Friday, March 30, 2012
Have to start thinking about April goals now. Since March didn't go so well.
I may end up with only a small gain for March, which is good, since I was up almost 10 pounds at one point.
I was shooting for 1000 fitness minutes in March, and am now shooting for half that - I need about 100 minutes today and tomorrow to make that happen. Tomorrow's 1-hour water aerobics class will get most of that; just need to get a walk or something in today.
Wednesday, March 28, 2012
I love cheese. Love, love, love.
I really love blue cheese. Lately I've been seeing one called "smoked blue cheese." That has to be good. And I read something earlier this week that the saturated fat in cheese is better than other saturated fat. (Rationalization!)
But the good blue cheese (or is it bleu cheese?) is almost always pretty pricey.

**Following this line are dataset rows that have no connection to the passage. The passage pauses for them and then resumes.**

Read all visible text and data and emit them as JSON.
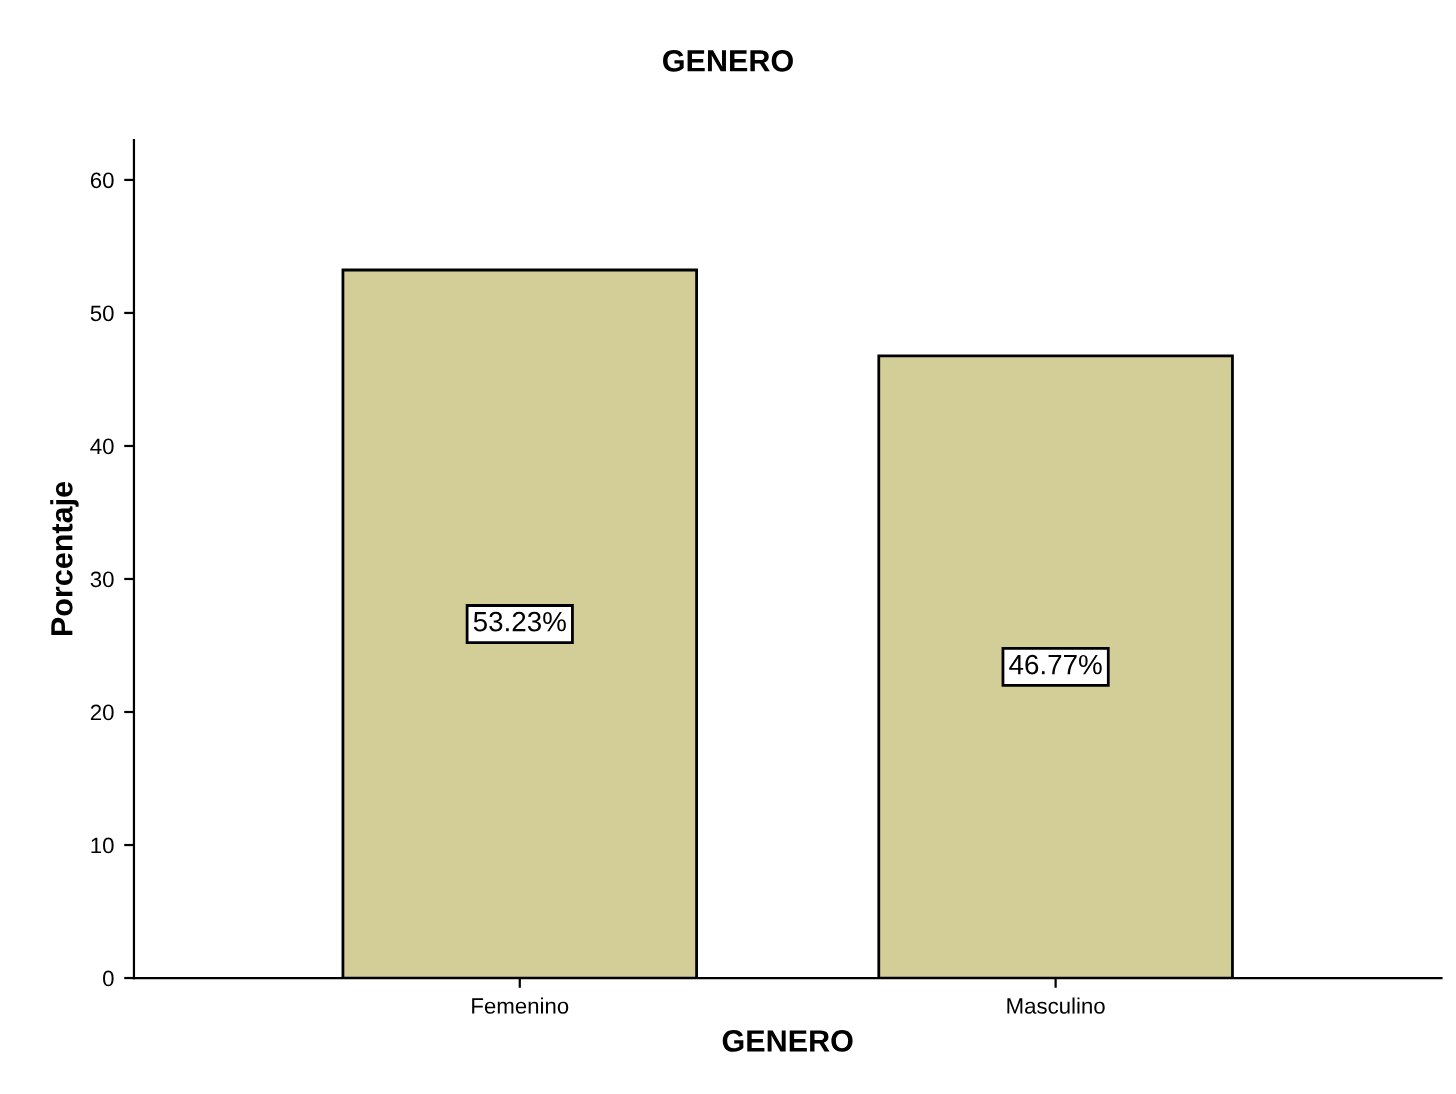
{
  "chart_data": {
    "type": "bar",
    "title": "GENERO",
    "xlabel": "GENERO",
    "ylabel": "Porcentaje",
    "categories": [
      "Femenino",
      "Masculino"
    ],
    "values": [
      53.23,
      46.77
    ],
    "value_labels": [
      "53.23%",
      "46.77%"
    ],
    "color": "#d3ce97",
    "ylim": [
      0,
      63
    ],
    "yticks": [
      0,
      10,
      20,
      30,
      40,
      50,
      60
    ],
    "grid": false,
    "legend": false
  }
}
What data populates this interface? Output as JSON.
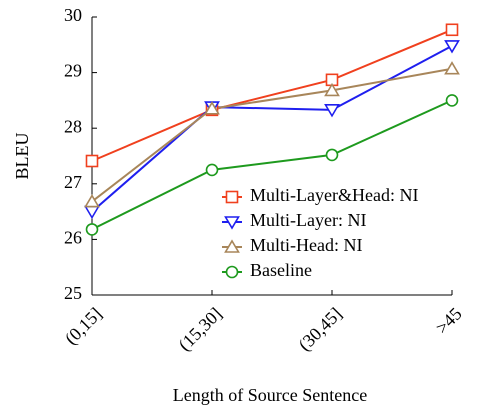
{
  "chart_data": {
    "type": "line",
    "xlabel": "Length of Source Sentence",
    "ylabel": "BLEU",
    "categories": [
      "(0,15]",
      "(15,30]",
      "(30,45]",
      ">45"
    ],
    "series": [
      {
        "name": "Multi-Layer&Head: NI",
        "color": "#f0401e",
        "marker": "square",
        "values": [
          27.41,
          28.33,
          28.87,
          29.77
        ]
      },
      {
        "name": "Multi-Layer: NI",
        "color": "#1f1fef",
        "marker": "triangle-down",
        "values": [
          26.5,
          28.38,
          28.33,
          29.48
        ]
      },
      {
        "name": "Multi-Head: NI",
        "color": "#a8865a",
        "marker": "triangle-up",
        "values": [
          26.68,
          28.35,
          28.68,
          29.07
        ]
      },
      {
        "name": "Baseline",
        "color": "#1e9a1e",
        "marker": "circle",
        "values": [
          26.18,
          27.25,
          27.52,
          28.5
        ]
      }
    ],
    "ylim": [
      25,
      30
    ],
    "yticks": [
      25,
      26,
      27,
      28,
      29,
      30
    ],
    "legend": "lower right"
  }
}
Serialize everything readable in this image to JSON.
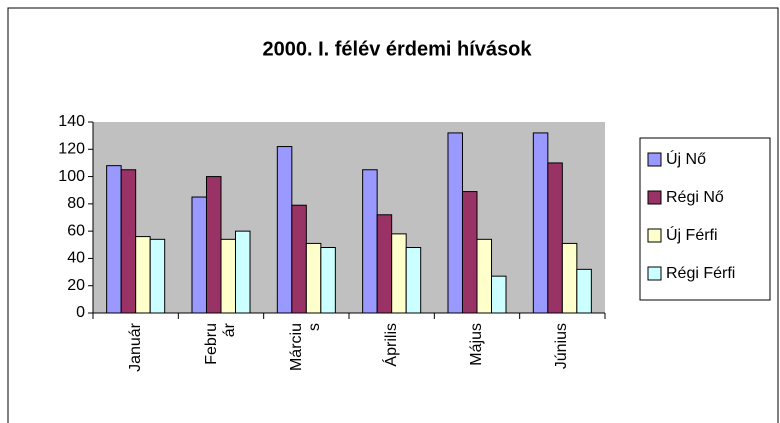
{
  "chart_data": {
    "type": "bar",
    "title": "2000. I. félév érdemi hívások",
    "categories": [
      "Január",
      "Febru\nár",
      "Márciu\ns",
      "Április",
      "Május",
      "Június"
    ],
    "series": [
      {
        "name": "Új Nő",
        "color": "#9999ff",
        "values": [
          108,
          85,
          122,
          105,
          132,
          132
        ]
      },
      {
        "name": "Régi Nő",
        "color": "#993366",
        "values": [
          105,
          100,
          79,
          72,
          89,
          110
        ]
      },
      {
        "name": "Új Férfi",
        "color": "#ffffcc",
        "values": [
          56,
          54,
          51,
          58,
          54,
          51
        ]
      },
      {
        "name": "Régi Férfi",
        "color": "#ccffff",
        "values": [
          54,
          60,
          48,
          48,
          27,
          32
        ]
      }
    ],
    "ylim": [
      0,
      140
    ],
    "yticks": [
      0,
      20,
      40,
      60,
      80,
      100,
      120,
      140
    ],
    "legend": "right"
  }
}
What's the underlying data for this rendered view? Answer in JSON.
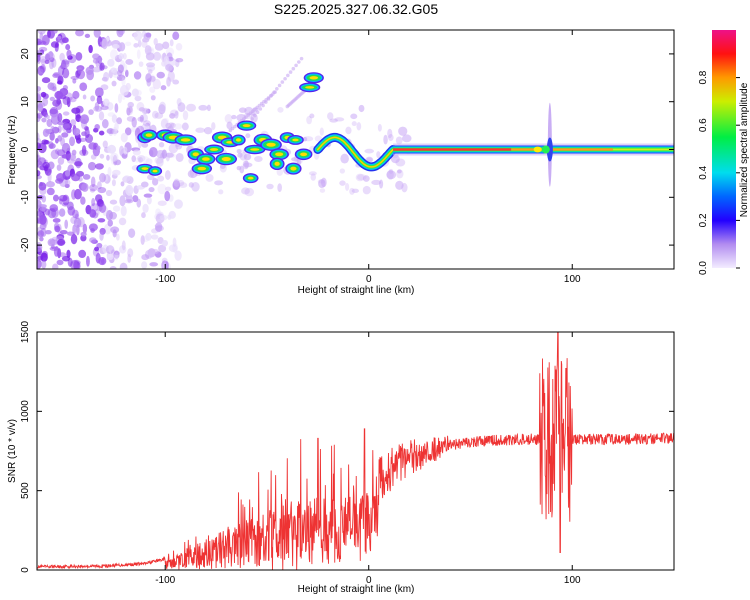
{
  "title": "S225.2025.327.06.32.G05",
  "chart_data": [
    {
      "type": "heatmap",
      "name": "spectrogram",
      "xlabel": "Height of straight line (km)",
      "ylabel": "Frequency (Hz)",
      "xlim": [
        -163,
        150
      ],
      "ylim": [
        -25,
        25
      ],
      "xticks": [
        -100,
        0,
        100
      ],
      "yticks": [
        -20,
        -10,
        0,
        10,
        20
      ],
      "colorbar": {
        "label": "Normalized spectral amplitude",
        "range": [
          0,
          1
        ],
        "ticks": [
          0.0,
          0.2,
          0.4,
          0.6,
          0.8
        ]
      },
      "features": {
        "noise_region_x": [
          -163,
          -105
        ],
        "main_line": {
          "x_start": 12,
          "x_end": 150,
          "freq": 0
        },
        "burst_x": [
          -118,
          -30
        ],
        "spike_x": 89
      }
    },
    {
      "type": "line",
      "name": "snr",
      "xlabel": "Height of straight line (km)",
      "ylabel": "SNR (10 * v/v)",
      "xlim": [
        -163,
        150
      ],
      "ylim": [
        0,
        1500
      ],
      "xticks": [
        -100,
        0,
        100
      ],
      "yticks": [
        0,
        500,
        1000,
        1500
      ],
      "color": "#ee3333",
      "envelope": [
        [
          -163,
          20
        ],
        [
          -130,
          25
        ],
        [
          -110,
          40
        ],
        [
          -100,
          70
        ],
        [
          -90,
          130
        ],
        [
          -80,
          200
        ],
        [
          -70,
          260
        ],
        [
          -60,
          320
        ],
        [
          -50,
          380
        ],
        [
          -40,
          420
        ],
        [
          -30,
          470
        ],
        [
          -20,
          500
        ],
        [
          -10,
          530
        ],
        [
          0,
          560
        ],
        [
          10,
          620
        ],
        [
          20,
          700
        ],
        [
          30,
          760
        ],
        [
          40,
          790
        ],
        [
          50,
          805
        ],
        [
          60,
          815
        ],
        [
          70,
          822
        ],
        [
          80,
          825
        ],
        [
          90,
          815
        ],
        [
          100,
          820
        ],
        [
          110,
          825
        ],
        [
          130,
          825
        ],
        [
          150,
          830
        ]
      ],
      "peaks": [
        {
          "x": -25,
          "y": 830
        },
        {
          "x": -2,
          "y": 890
        },
        {
          "x": 93,
          "y": 1500
        },
        {
          "x": 94,
          "y": 110
        },
        {
          "x": 97,
          "y": 1270
        }
      ]
    }
  ]
}
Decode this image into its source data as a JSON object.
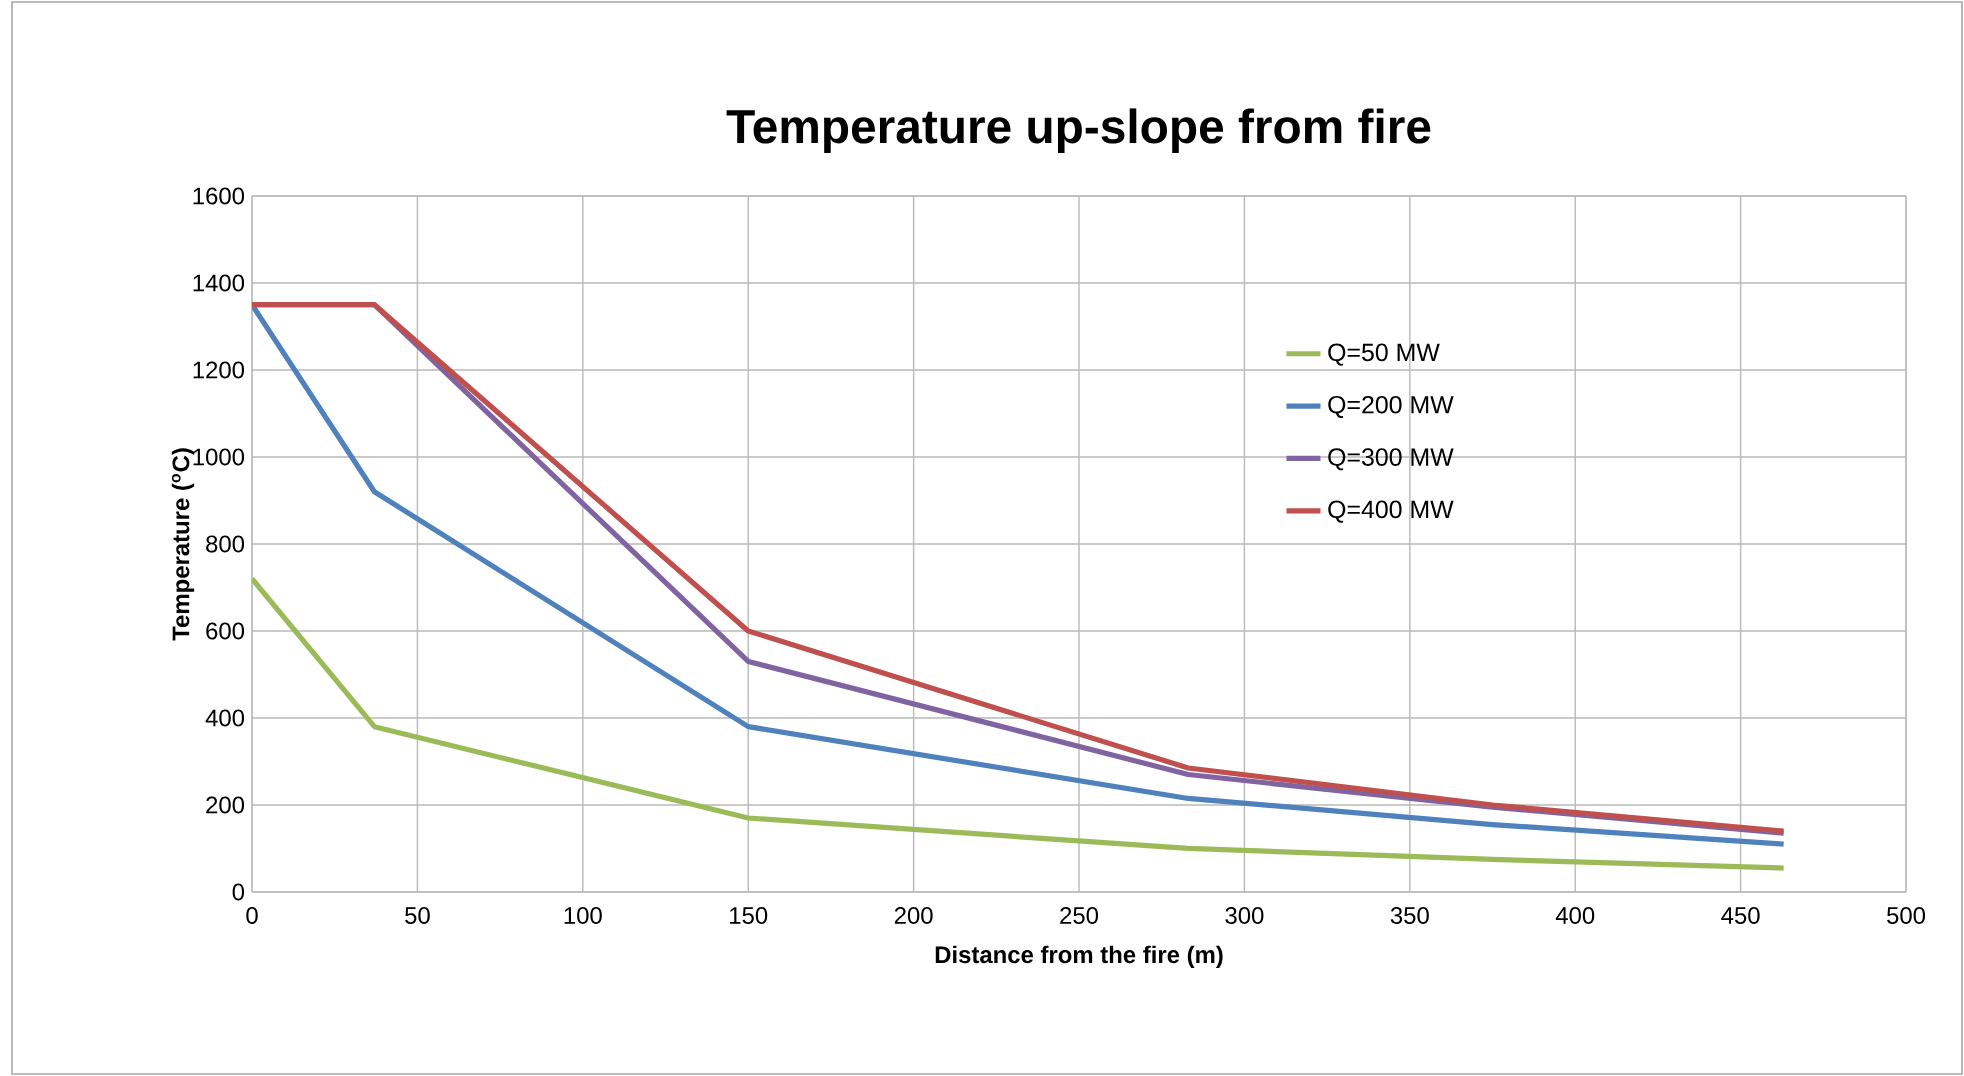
{
  "chart_data": {
    "type": "line",
    "title": "Temperature up-slope from fire",
    "xlabel": "Distance from the fire (m)",
    "ylabel": "Temperature ($^{o}$C)",
    "xlim": [
      0,
      500
    ],
    "xticks": [
      0,
      50,
      100,
      150,
      200,
      250,
      300,
      350,
      400,
      450,
      500
    ],
    "ylim": [
      0,
      1600
    ],
    "yticks": [
      0,
      200,
      400,
      600,
      800,
      1000,
      1200,
      1400,
      1600
    ],
    "grid": true,
    "legend": "right",
    "marker": "none",
    "line_style": "solid",
    "series": [
      {
        "name": "Q=50 MW",
        "color": "#9bbb59",
        "x": [
          0,
          37,
          150,
          283,
          375,
          463
        ],
        "values": [
          720,
          380,
          170,
          100,
          75,
          55
        ]
      },
      {
        "name": "Q=200 MW",
        "color": "#4f81bd",
        "x": [
          0,
          37,
          150,
          283,
          375,
          463
        ],
        "values": [
          1350,
          920,
          380,
          215,
          155,
          110
        ]
      },
      {
        "name": "Q=300 MW",
        "color": "#8064a2",
        "x": [
          0,
          37,
          150,
          283,
          375,
          463
        ],
        "values": [
          1350,
          1350,
          530,
          270,
          195,
          135
        ]
      },
      {
        "name": "Q=400 MW",
        "color": "#c0504d",
        "x": [
          0,
          37,
          150,
          283,
          375,
          463
        ],
        "values": [
          1350,
          1350,
          600,
          285,
          200,
          140
        ]
      }
    ]
  }
}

I keep thinking I'll buy some when it goes on sale.
Today, there it was - smoked blue cheese wedge for 2.99.
I thought about it.
I picked it up and checked the label. 5.5 ounces. 100 calories per ounce. So 550 calories for the entire wedge.
I know myself. It's really likely that I would eat the entire wedge in one day. And today, I was already over 1400 calories, before dinner. So even if I ate half, that was really going to minimize what I could have for dinner.
So I put it back.
Maybe later in the week, when I've got more calories to play with. Or maybe not.
Wednesday, March 28, 2012
I made it through yesterday with none of the foods I promised myself that I wouldn't eat. Yay, me!
I'm continuing that today. It feels good to feel in control.
Not only did I skip the dreaded cheez-its and ice cream yesterday, I also didn't have a single M&M or fun-sized candy bar (also in my house - wish they weren't, but the fact is that I am the one who controls what goes in my mouth).
What did happen yesterday was me seeing how easy it is to have calories sneak in. I forgot about the kidney beans I ate when preparing a salad for my daughter. Close to 70 calories. Same thing with a quick snack of imitation crab. It's so easy for those little things to sneak in.
I suppose that's partly why i try to over-estimate my calories, when I'm estimating. So that I'm also covering those little things that I might miss. I try not to - especially not after yesterday's reminder!
The scale is coming back down. Not sure if March will be a stay-the-same month or a small gain. But either way, I keep going.